Rautio emphasises the importance of keeping subcontractors involved in occupational safety practices and guidance on the worksite.
“Large subcontractors have a firm grasp on these matters nowadays, but we can provide smaller contractors with an orientation to our practices if necessary,” Rautio says.
A shared objective for everyone
Good occupational safety is the sum of small, everyday actions in addition to detailed planning and orientation. Employee engagement is especially important in this respect.
“We encourage our employees and the personnel of subcontractors to highlight problems and deviations and, wherever possible, to intervene. For example, if there is a risk of somebody tripping over loose objects, an employee could move the objects out of the way. Or if someone on the worksite has forgotten their helmet, anyone could quickly tap them on the shoulder and remind them to fetch it,” Roponen says.
Rautio and Marttila point to the commitment and involvement of employees as the crucial factor in enabling Empower to create a good culture of occupational safety.

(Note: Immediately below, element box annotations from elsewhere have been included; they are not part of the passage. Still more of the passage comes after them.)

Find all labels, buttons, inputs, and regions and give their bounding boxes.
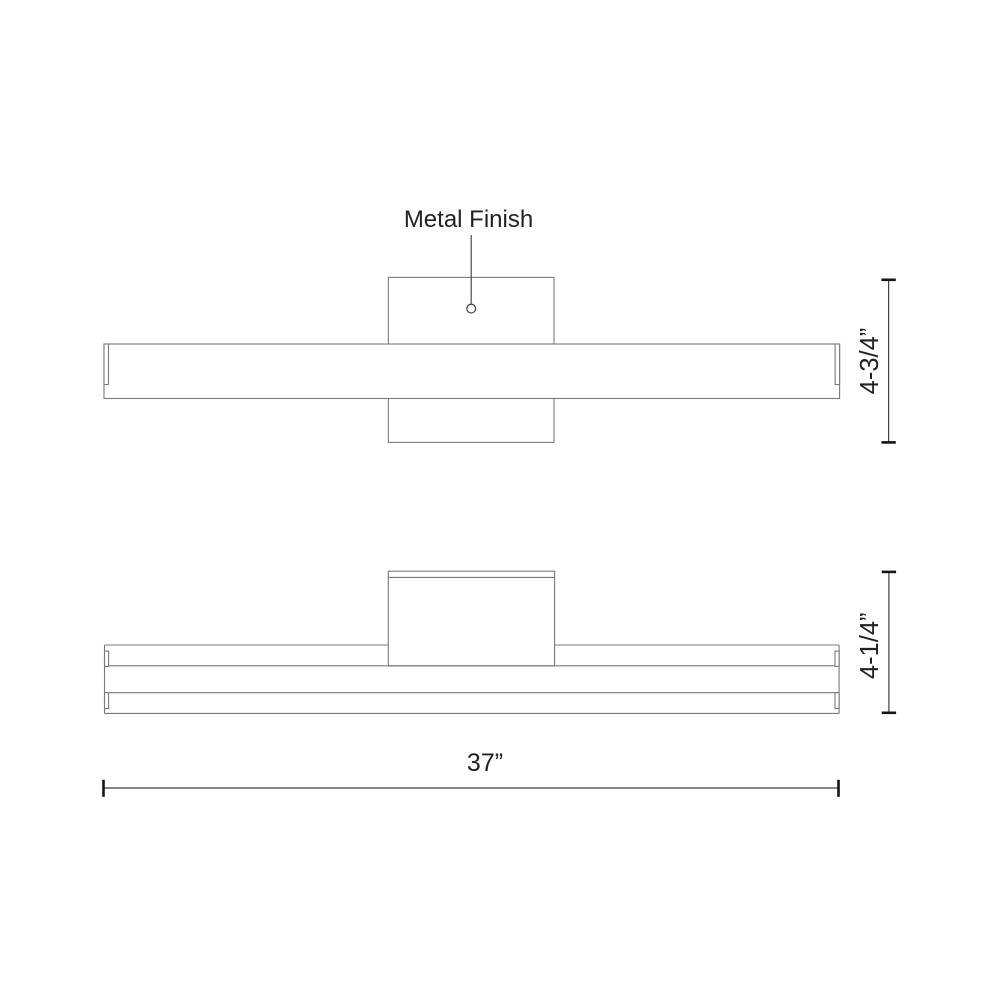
svg-text:Metal Finish: Metal Finish (404, 206, 533, 233)
svg-text:4-3/4”: 4-3/4” (856, 328, 884, 395)
svg-text:4-1/4”: 4-1/4” (856, 612, 884, 679)
svg-text:37”: 37” (467, 749, 503, 777)
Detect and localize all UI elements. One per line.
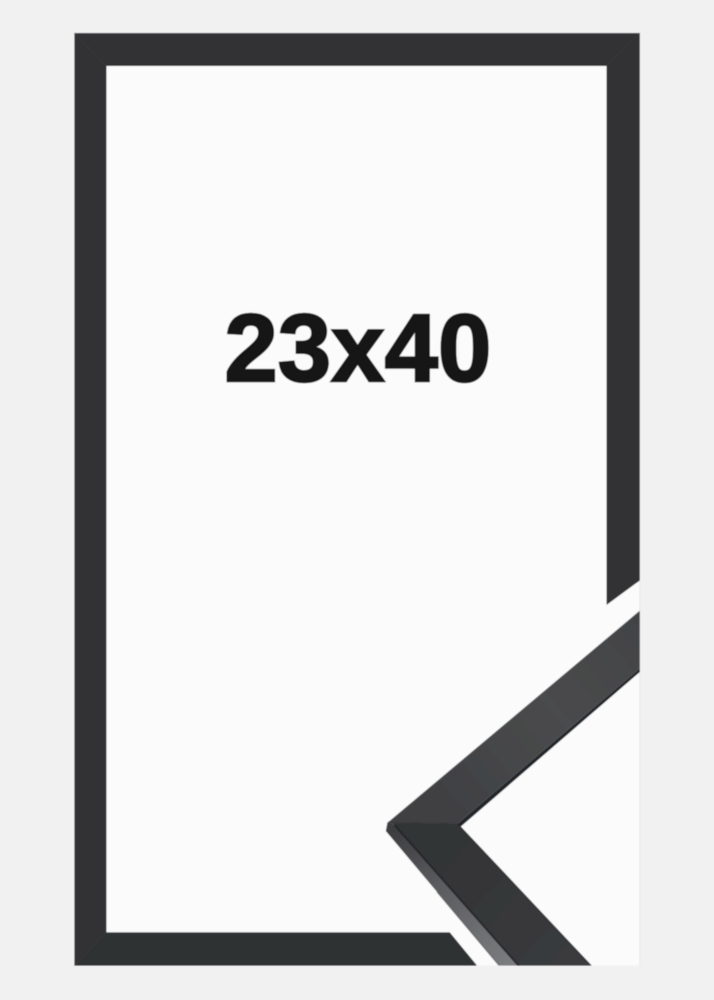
svg-text:23x40: 23x40 — [224, 296, 491, 402]
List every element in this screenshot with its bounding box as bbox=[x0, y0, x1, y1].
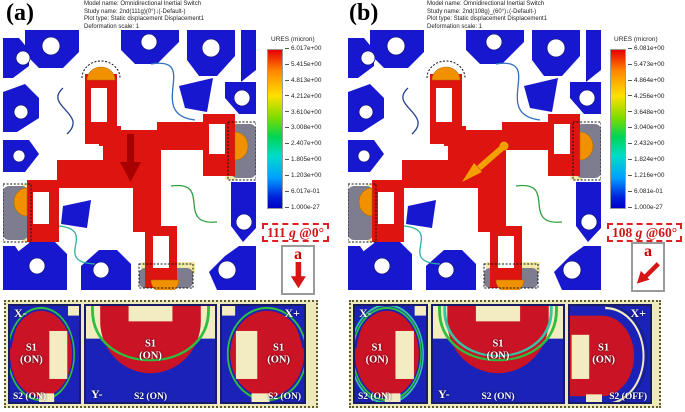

“Nowadays, it is pretty much taken as read that employees use helmets, goggles, protective footwear and high-visibility clothing, and there is no longer any need to explain the reasons for using them. The same people have been with us for years, so they have a firm grasp on occupational safety matters, and they are highly committed to complying with them,” Rautio says.
“For us, this is the best type of occupational safety. Nobody needs to explain why we use this equipment; people just pick it up and use it. Occupational safety is our top priority, and we will not compromise on it,” says Marttila.